The 30-minute parking limit implemented on downtown Newmarket’s Main Street during lockdown could be here to stay.

Newmarket Main Street District BIA chair Tom Hempen said recent polling indicates a strong majority of Main Street businesses are behind keeping it as-is. The town reduced the parking from two hours to 30 minutes May 9, 2020 via emergency order, on Main Street between Water Street and Davis Drive, to assist businesses with takeout curbside pickup during lockdowns.

But even with public health restrictions lifting this summer, Hempen said businesses are still seeing benefits.

“This just allows convenience for the customers and keeps the spots rotating,” he said. “We can see the street is becoming more vibrant. More people are coming down and enjoying our street.”

Newmarket lifted its state of emergency Aug. 9, but that did not change the parking order, which was made permanent at a committee of the whole meeting in 2020.

Newmarket Mayor John Taylor said the town will work with the BIA board and monitor the needs of Main Street businesses. However, he said on Facebook that he thinks the lower time limit is working well, though suggested higher limits of 45 minutes to one hour.

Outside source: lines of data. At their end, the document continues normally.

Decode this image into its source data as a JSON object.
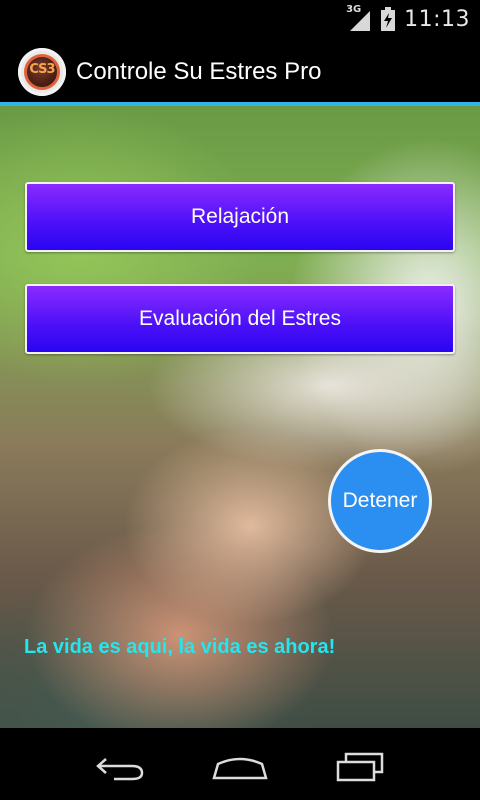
{
  "status_bar": {
    "network_label": "3G",
    "time": "11:13",
    "icons": [
      "signal-icon",
      "battery-icon"
    ]
  },
  "action_bar": {
    "app_icon_text": "CS3",
    "title": "Controle Su Estres Pro",
    "accent_color": "#33b5e5"
  },
  "main": {
    "buttons": {
      "relax_label": "Relajación",
      "evaluation_label": "Evaluación del Estres",
      "stop_label": "Detener"
    },
    "motto": "La vida es aqui, la vida es ahora!",
    "colors": {
      "button_top": "#8a2bff",
      "button_bottom": "#2a05f2",
      "stop_button": "#2a8ff0",
      "motto_text": "#22e6f0"
    }
  },
  "nav_bar": {
    "icons": [
      "back-icon",
      "home-icon",
      "recent-apps-icon"
    ]
  }
}
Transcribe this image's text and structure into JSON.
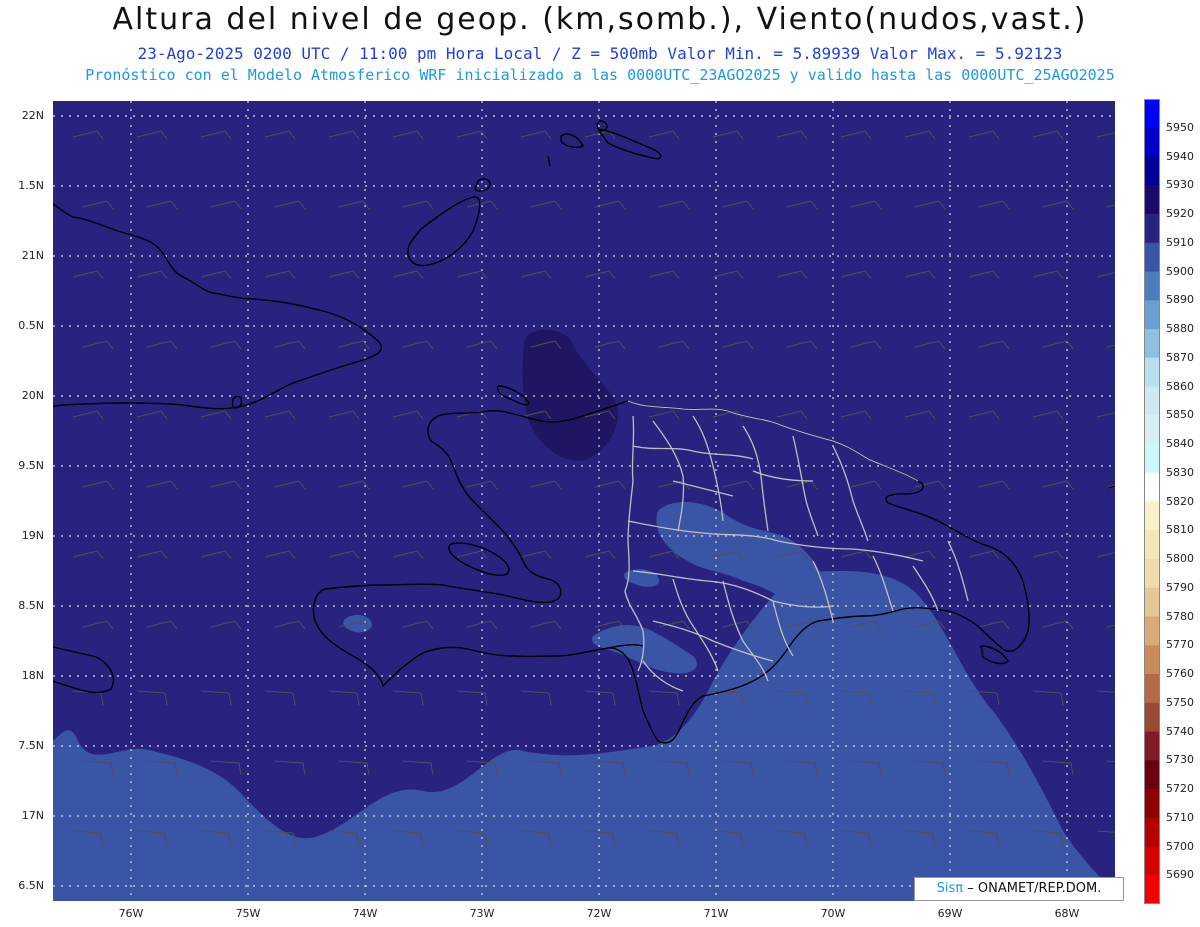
{
  "title": {
    "main": "Altura del nivel de geop. (km,somb.), Viento(nudos,vast.)",
    "line2": "23-Ago-2025  0200 UTC / 11:00 pm Hora Local / Z = 500mb   Valor Min. = 5.89939  Valor Max. = 5.92123",
    "line3": "Pronóstico con el Modelo Atmosferico WRF inicializado a las 0000UTC_23AGO2025 y valido hasta las  0000UTC_25AGO2025"
  },
  "map": {
    "lat_labels": [
      "22N",
      "1.5N",
      "21N",
      "0.5N",
      "20N",
      "9.5N",
      "19N",
      "8.5N",
      "18N",
      "7.5N",
      "17N",
      "6.5N"
    ],
    "lon_labels": [
      "76W",
      "75W",
      "74W",
      "73W",
      "72W",
      "71W",
      "70W",
      "69W",
      "68W"
    ],
    "colors": {
      "background_fill": "#27237e",
      "high_fill": "#211866",
      "low_fill": "#3a55a6",
      "coast": "#000000",
      "borders": "#bfbfbf",
      "grid": "#dcdcdc",
      "barbs": "#505050"
    }
  },
  "colorbar": {
    "levels": [
      "5950",
      "5940",
      "5930",
      "5920",
      "5910",
      "5900",
      "5890",
      "5880",
      "5870",
      "5860",
      "5850",
      "5840",
      "5830",
      "5820",
      "5810",
      "5800",
      "5790",
      "5780",
      "5770",
      "5760",
      "5750",
      "5740",
      "5730",
      "5720",
      "5710",
      "5700",
      "5690"
    ],
    "colors": [
      "#0000ff",
      "#0000cc",
      "#000099",
      "#1a0a6a",
      "#27237e",
      "#3a55a6",
      "#4a7ebd",
      "#6aa1d2",
      "#8fc0e2",
      "#b7dff0",
      "#cfe9f3",
      "#d6f1f6",
      "#ccf7fb",
      "#ffffff",
      "#f8f0c8",
      "#f3e6b8",
      "#efdbaa",
      "#e6c896",
      "#d9aa75",
      "#c98d5b",
      "#b56a45",
      "#9c4a38",
      "#7e1b25",
      "#6b0010",
      "#8c0000",
      "#b30000",
      "#d60000",
      "#f00000"
    ]
  },
  "credit": {
    "logo": "Sisπ",
    "text": "– ONAMET/REP.DOM."
  }
}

“If you are going to be two hours, you just need to walk a hundred feet from one of the many spots on both sides of the street,” Taylor said.

Taylor noted there are hundreds of municipal parking spots are available in the downtown area, such as Riverwalk Commons, and said it is more than most downtown areas offer.

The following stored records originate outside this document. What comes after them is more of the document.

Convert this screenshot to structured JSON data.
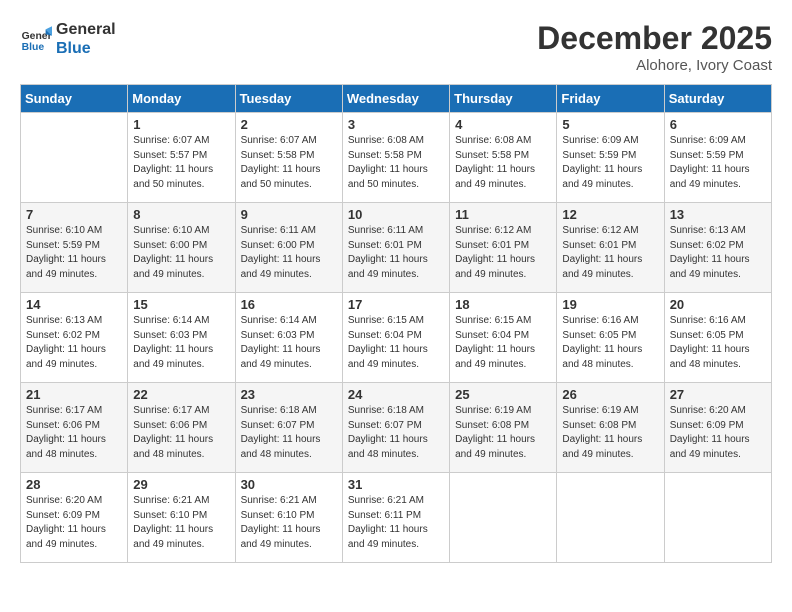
{
  "header": {
    "logo_line1": "General",
    "logo_line2": "Blue",
    "month": "December 2025",
    "location": "Alohore, Ivory Coast"
  },
  "days_of_week": [
    "Sunday",
    "Monday",
    "Tuesday",
    "Wednesday",
    "Thursday",
    "Friday",
    "Saturday"
  ],
  "weeks": [
    [
      {
        "day": "",
        "sunrise": "",
        "sunset": "",
        "daylight": ""
      },
      {
        "day": "1",
        "sunrise": "Sunrise: 6:07 AM",
        "sunset": "Sunset: 5:57 PM",
        "daylight": "Daylight: 11 hours and 50 minutes."
      },
      {
        "day": "2",
        "sunrise": "Sunrise: 6:07 AM",
        "sunset": "Sunset: 5:58 PM",
        "daylight": "Daylight: 11 hours and 50 minutes."
      },
      {
        "day": "3",
        "sunrise": "Sunrise: 6:08 AM",
        "sunset": "Sunset: 5:58 PM",
        "daylight": "Daylight: 11 hours and 50 minutes."
      },
      {
        "day": "4",
        "sunrise": "Sunrise: 6:08 AM",
        "sunset": "Sunset: 5:58 PM",
        "daylight": "Daylight: 11 hours and 49 minutes."
      },
      {
        "day": "5",
        "sunrise": "Sunrise: 6:09 AM",
        "sunset": "Sunset: 5:59 PM",
        "daylight": "Daylight: 11 hours and 49 minutes."
      },
      {
        "day": "6",
        "sunrise": "Sunrise: 6:09 AM",
        "sunset": "Sunset: 5:59 PM",
        "daylight": "Daylight: 11 hours and 49 minutes."
      }
    ],
    [
      {
        "day": "7",
        "sunrise": "Sunrise: 6:10 AM",
        "sunset": "Sunset: 5:59 PM",
        "daylight": "Daylight: 11 hours and 49 minutes."
      },
      {
        "day": "8",
        "sunrise": "Sunrise: 6:10 AM",
        "sunset": "Sunset: 6:00 PM",
        "daylight": "Daylight: 11 hours and 49 minutes."
      },
      {
        "day": "9",
        "sunrise": "Sunrise: 6:11 AM",
        "sunset": "Sunset: 6:00 PM",
        "daylight": "Daylight: 11 hours and 49 minutes."
      },
      {
        "day": "10",
        "sunrise": "Sunrise: 6:11 AM",
        "sunset": "Sunset: 6:01 PM",
        "daylight": "Daylight: 11 hours and 49 minutes."
      },
      {
        "day": "11",
        "sunrise": "Sunrise: 6:12 AM",
        "sunset": "Sunset: 6:01 PM",
        "daylight": "Daylight: 11 hours and 49 minutes."
      },
      {
        "day": "12",
        "sunrise": "Sunrise: 6:12 AM",
        "sunset": "Sunset: 6:01 PM",
        "daylight": "Daylight: 11 hours and 49 minutes."
      },
      {
        "day": "13",
        "sunrise": "Sunrise: 6:13 AM",
        "sunset": "Sunset: 6:02 PM",
        "daylight": "Daylight: 11 hours and 49 minutes."
      }
    ],
    [
      {
        "day": "14",
        "sunrise": "Sunrise: 6:13 AM",
        "sunset": "Sunset: 6:02 PM",
        "daylight": "Daylight: 11 hours and 49 minutes."
      },
      {
        "day": "15",
        "sunrise": "Sunrise: 6:14 AM",
        "sunset": "Sunset: 6:03 PM",
        "daylight": "Daylight: 11 hours and 49 minutes."
      },
      {
        "day": "16",
        "sunrise": "Sunrise: 6:14 AM",
        "sunset": "Sunset: 6:03 PM",
        "daylight": "Daylight: 11 hours and 49 minutes."
      },
      {
        "day": "17",
        "sunrise": "Sunrise: 6:15 AM",
        "sunset": "Sunset: 6:04 PM",
        "daylight": "Daylight: 11 hours and 49 minutes."
      },
      {
        "day": "18",
        "sunrise": "Sunrise: 6:15 AM",
        "sunset": "Sunset: 6:04 PM",
        "daylight": "Daylight: 11 hours and 49 minutes."
      },
      {
        "day": "19",
        "sunrise": "Sunrise: 6:16 AM",
        "sunset": "Sunset: 6:05 PM",
        "daylight": "Daylight: 11 hours and 48 minutes."
      },
      {
        "day": "20",
        "sunrise": "Sunrise: 6:16 AM",
        "sunset": "Sunset: 6:05 PM",
        "daylight": "Daylight: 11 hours and 48 minutes."
      }
    ],
    [
      {
        "day": "21",
        "sunrise": "Sunrise: 6:17 AM",
        "sunset": "Sunset: 6:06 PM",
        "daylight": "Daylight: 11 hours and 48 minutes."
      },
      {
        "day": "22",
        "sunrise": "Sunrise: 6:17 AM",
        "sunset": "Sunset: 6:06 PM",
        "daylight": "Daylight: 11 hours and 48 minutes."
      },
      {
        "day": "23",
        "sunrise": "Sunrise: 6:18 AM",
        "sunset": "Sunset: 6:07 PM",
        "daylight": "Daylight: 11 hours and 48 minutes."
      },
      {
        "day": "24",
        "sunrise": "Sunrise: 6:18 AM",
        "sunset": "Sunset: 6:07 PM",
        "daylight": "Daylight: 11 hours and 48 minutes."
      },
      {
        "day": "25",
        "sunrise": "Sunrise: 6:19 AM",
        "sunset": "Sunset: 6:08 PM",
        "daylight": "Daylight: 11 hours and 49 minutes."
      },
      {
        "day": "26",
        "sunrise": "Sunrise: 6:19 AM",
        "sunset": "Sunset: 6:08 PM",
        "daylight": "Daylight: 11 hours and 49 minutes."
      },
      {
        "day": "27",
        "sunrise": "Sunrise: 6:20 AM",
        "sunset": "Sunset: 6:09 PM",
        "daylight": "Daylight: 11 hours and 49 minutes."
      }
    ],
    [
      {
        "day": "28",
        "sunrise": "Sunrise: 6:20 AM",
        "sunset": "Sunset: 6:09 PM",
        "daylight": "Daylight: 11 hours and 49 minutes."
      },
      {
        "day": "29",
        "sunrise": "Sunrise: 6:21 AM",
        "sunset": "Sunset: 6:10 PM",
        "daylight": "Daylight: 11 hours and 49 minutes."
      },
      {
        "day": "30",
        "sunrise": "Sunrise: 6:21 AM",
        "sunset": "Sunset: 6:10 PM",
        "daylight": "Daylight: 11 hours and 49 minutes."
      },
      {
        "day": "31",
        "sunrise": "Sunrise: 6:21 AM",
        "sunset": "Sunset: 6:11 PM",
        "daylight": "Daylight: 11 hours and 49 minutes."
      },
      {
        "day": "",
        "sunrise": "",
        "sunset": "",
        "daylight": ""
      },
      {
        "day": "",
        "sunrise": "",
        "sunset": "",
        "daylight": ""
      },
      {
        "day": "",
        "sunrise": "",
        "sunset": "",
        "daylight": ""
      }
    ]
  ]
}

Still, Hempen said town facilities need more parking to support the downtown in the long term. The municipality has explored finding more public parking at a number of locations given the demand.

“We’re looking forward to working with the town to see additional parking to the downtown to accommodate the high demand,” Hempen said.

The 30-minute parking limit was made with restaurants in mind, with restrictions forcing them to do takeout only. Although people can now dine indoors, Hempen said he has not heard from any restaurants taking issue with the time limit.

“It’s still convenient for people wanting to do that takeout,” Hempen said.

He said he expects the town will likely support what the majority of Main Street businesses want. But he added the BIA will look at the issue again as time goes by.

“Parking will always be a hot topic,” Taylor said. “But keep in mind that if our downtown parking lots are busy, that is because our downtown is thriving.”